Résumé de la décision
La Cour de cassation a été saisie d'un pourvoi par M. Gérard A..., ancien salarié de la société TP Orfani, contesté un arrêt de la cour d'appel d'Amiens. M. A... avait été licencié pendant une période d'arrêt de travail suite à un accident survenu le 14 avril 1995. Il a soutenu que son licenciement était nul car intervenu durant une suspension de son contrat de travail. La cour d'appel a ordonné le remboursement des indemnités versées par l'employeur à M. A... pour les périodes de juin et juillet 1995. La Cour de cassation a rejeté le pourvoi, confirmant la décision de la cour d'appel.
Arguments pertinents
1. Sur le licenciement pendant l'arrêt de travail : M. A... a soutenu que son licenciement était nul car il était en arrêt de travail pour un accident du travail. La cour d'appel a cependant considéré que le salarié avait perçu des indemnités à tort, en raison d'un doute émis par la caisse primaire d'assurance maladie sur le caractère professionnel de l'accident.

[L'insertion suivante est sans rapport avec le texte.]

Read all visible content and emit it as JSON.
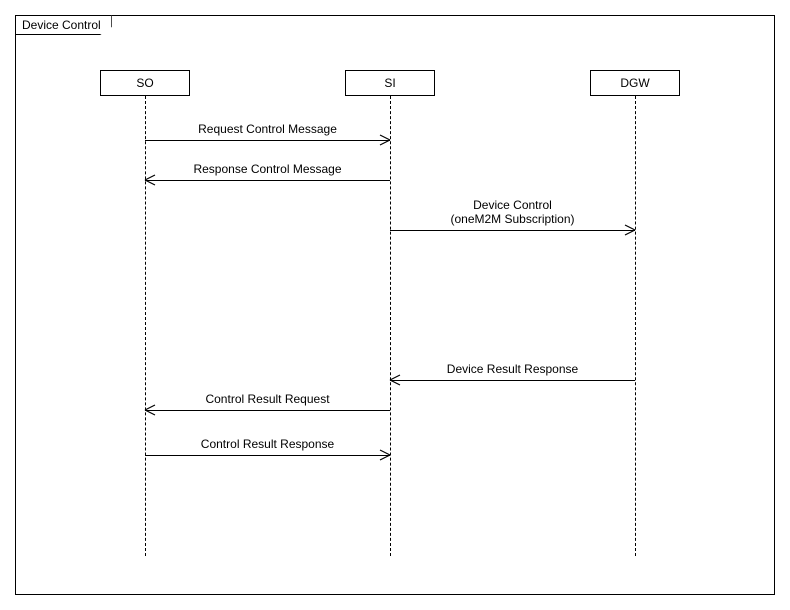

2. Sur le remboursement des indemnités : La cour d'appel a ordonné à M. A... de restituer les sommes versées par l'employeur au titre de complément d'indemnités journalières, en raison de l'infirmation de l'ordonnance de référé qui avait suspendu le licenciement. La Cour de cassation a jugé que cette décision était justifiée, car elle était conforme aux dispositions légales et conventionnelles.
Interprétations et citations légales
1. Sur la suspension du contrat de travail : La cour d'appel a estimé que le licenciement intervenu pendant l'arrêt de travail était valide, car l'accident n'avait pas été reconnu comme un accident du travail par la caisse primaire. La décision de la caisse a été interprétée comme une indication que M. A... n'avait pas droit à la protection accordée aux salariés en cas d'accident du travail.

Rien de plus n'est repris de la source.